Dyslexia: a writer’s best friend
By Sophie Mullen on Sunday, 16 July 2023
If you’d told six-year-old me she’d end up writing for a living, she’d probably have burst into tears. Reading, writing and I did not get along. I was stuck on basic level books. My letters always seemed to jumble and flip themselves round. I couldn’t even hold a pencil right. Teachers rolled their eyes as I repeatedly ‘lost’ the special pen grips they tried to train me with. My older brother had similar, but more dramatic, difficulties when he was a kid. So my parents saw it coming when the school advised I was mildly dyslexic. At some point though, things clicked. I’d always liked coming up with stories, but now I could write them down myself. I read constantly.
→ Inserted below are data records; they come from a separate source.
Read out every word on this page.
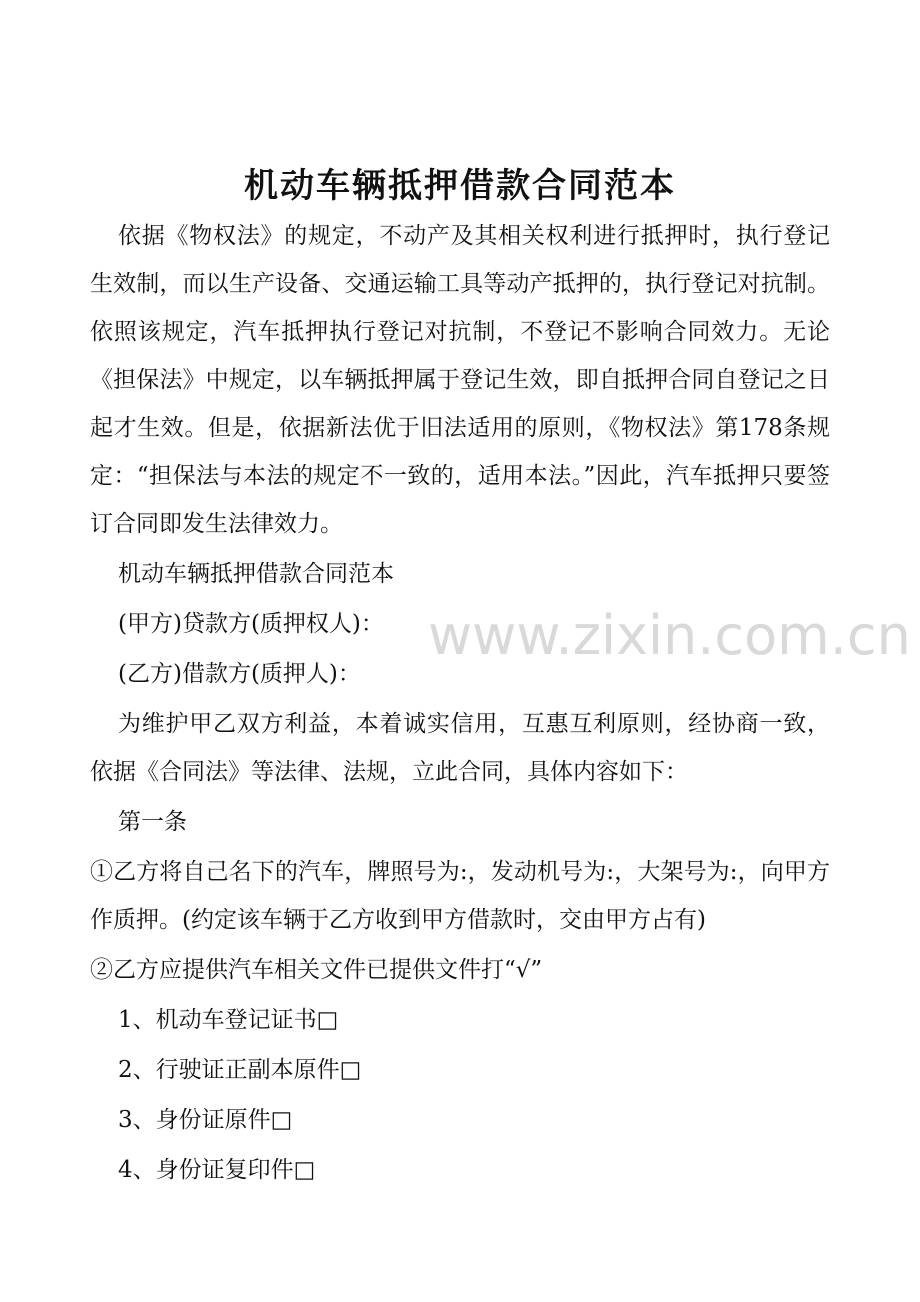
机动车辆抵押借款合同范本

依据《物权法》的规定，不动产及其相关权利进行抵押时，执行登记生效制，而以生产设备、交通运输工具等动产抵押的，执行登记对抗制。依照该规定，汽车抵押执行登记对抗制，不登记不影响合同效力。无论《担保法》中规定，以车辆抵押属于登记生效，即自抵押合同自登记之日起才生效。但是，依据新法优于旧法适用的原则，《物权法》第178条规定：“担保法与本法的规定不一致的，适用本法。”因此，汽车抵押只要签订合同即发生法律效力。

机动车辆抵押借款合同范本

(甲方)贷款方(质押权人)：

(乙方)借款方(质押人)：

为维护甲乙双方利益，本着诚实信用，互惠互利原则，经协商一致，依据《合同法》等法律、法规，立此合同，具体内容如下：

第一条

①乙方将自己名下的汽车，牌照号为:，发动机号为:，大架号为:，向甲方作质押。(约定该车辆于乙方收到甲方借款时，交由甲方占有)

②乙方应提供汽车相关文件已提供文件打“√”

1、机动车登记证书□

2、行驶证正副本原件□

3、身份证原件□

4、身份证复印件□

www.zixin.com.cn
My brother, whose dyslexia was so severe he attended a specialist school, was the same. We both studied English Lit at uni, and both chose careers that revolved around the little squiggles that used to be our enemies.
Sure, the time blindness, organisation difficulties and slow processing speed can be a pain. I’m also pretty much incapable of thinking or doing more than one thing at a time.
But in some ways, I see my dyslexia as a strength.
It might take me double the time to read something – and skim reading is totally off the table - but because I need to concentrate on it so fully, once I get it, I usually really get it.
I might find it harder to synthesise information on the spot in conversations and meetings, but when I respond you’ll know I’ve given it thought.
In fact, I think my dyslexic brain’s difficulty organising my thoughts is partly why I love writing so much. I can order and edit and express, in a way I struggle to do on the fly.
So really, I owe my dyslexia a lot.
I know that dyslexia and other learning difficulties are not one-size-fits-all. My experience, strengths and challenges won’t reflect every person’s reality. I was also fortunate enough to have access to additional help early on.
I am so glad though that, as a society, we’re now having important conversations around reframing learning difficulties and neurodiversity. If someone had told me dyslexics can’t read, can’t write, certainly can’t do it for a living, I don’t know where I would be.